Of the Rs21 billion in lower power generation cost, Rs16 billion came from lower oil prices. The remainder came from the government being able to turn on its massive hydroelectric power plants, which have the lowest cost of electricity production. Hydroelectric power accounted for 28% of electricity generation in December, with oil-fired thermal accounting for 39% and diesel-fired thermal another 0.78%.
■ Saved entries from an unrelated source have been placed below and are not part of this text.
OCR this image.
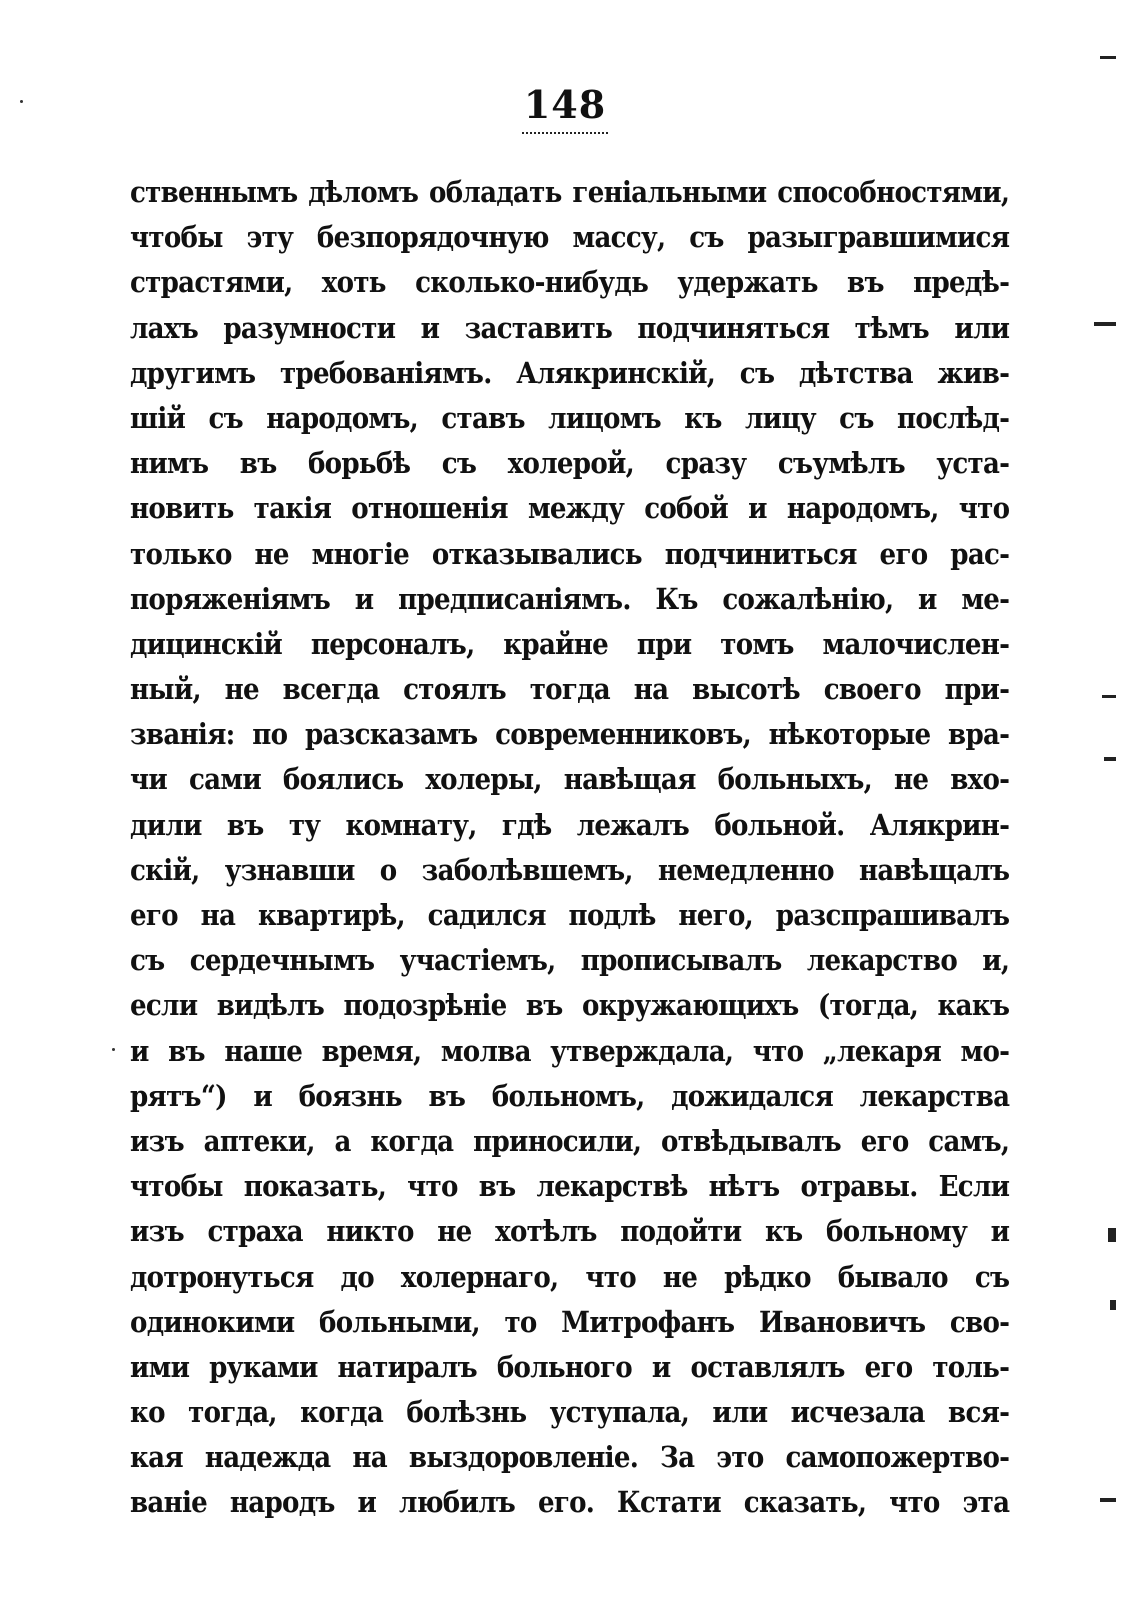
148
ственнымъ дѣломъ обладать геніальными способностями,
чтобы эту безпорядочную массу, съ разыгравшимися
страстями, хоть сколько-нибудь удержать въ предѣ-
лахъ разумности и заставить подчиняться тѣмъ или
другимъ требованіямъ. Алякринскій, съ дѣтства жив-
шій съ народомъ, ставъ лицомъ къ лицу съ послѣд-
нимъ въ борьбѣ съ холерой, сразу съумѣлъ уста-
новить такія отношенія между собой и народомъ, что
только не многіе отказывались подчиниться его рас-
поряженіямъ и предписаніямъ. Къ сожалѣнію, и ме-
дицинскій персоналъ, крайне при томъ малочислен-
ный, не всегда стоялъ тогда на высотѣ своего при-
званія: по разсказамъ современниковъ, нѣкоторые вра-
чи сами боялись холеры, навѣщая больныхъ, не вхо-
дили въ ту комнату, гдѣ лежалъ больной. Алякрин-
скій, узнавши о заболѣвшемъ, немедленно навѣщалъ
его на квартирѣ, садился подлѣ него, разспрашивалъ
съ сердечнымъ участіемъ, прописывалъ лекарство и,
если видѣлъ подозрѣніе въ окружающихъ (тогда, какъ
и въ наше время, молва утверждала, что „лекаря мо-
рятъ“) и боязнь въ больномъ, дожидался лекарства
изъ аптеки, а когда приносили, отвѣдывалъ его самъ,
чтобы показать, что въ лекарствѣ нѣтъ отравы. Если
изъ страха никто не хотѣлъ подойти къ больному и
дотронуться до холернаго, что не рѣдко бывало съ
одинокими больными, то Митрофанъ Ивановичъ сво-
ими руками натиралъ больного и оставлялъ его толь-
ко тогда, когда болѣзнь уступала, или исчезала вся-
кая надежда на выздоровленіе. За это самопожертво-
ваніе народъ и любилъ его. Кстати сказать, что эта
Published in The Express Tribune, February 18th, 2015.

COMMENTS (7)

Woz Ahmed | 6 years ago | Reply @Bewildered: Although the report is 4 years old, this world bank report explains about the power subsidy issue in Pakistan. Also the generation prices you quote are extremely under inflated. https://openknowledge.worldbank.org/bitstream/handle/10986/19456/629710ESW0whit0020110Final00PUBLIC0.pdf?sequence=1
Bewildered | 6 years ago | Reply A domestic consumer in Lahore pays Rs. 11.50 per unit for off peak hours usage and Rs. 17.50 per unit for peak hour usage. On top of that we pay 17% GST, 1.5% duty, and a couple of surcharges and taxes which cost around 25% in total over the electricity price -- lets forget the over reading/manipulations by LESCO. On average it costs the consumers Rs. 15 per unit. Now the electricity production cost for hydro-power is less than Rs. 4, from natural gas is around Rs. 4, from furnace oil and diesel it was around Rs. 9 and Rs. 18 respectively before their prices plunged to less than half, and from nuclear-power it is less than Rs. 2 per unit. I fail to understand how the government pays 15% subsidy, and to whom, while the consumers already pay almost 50% more than the actual cost of production.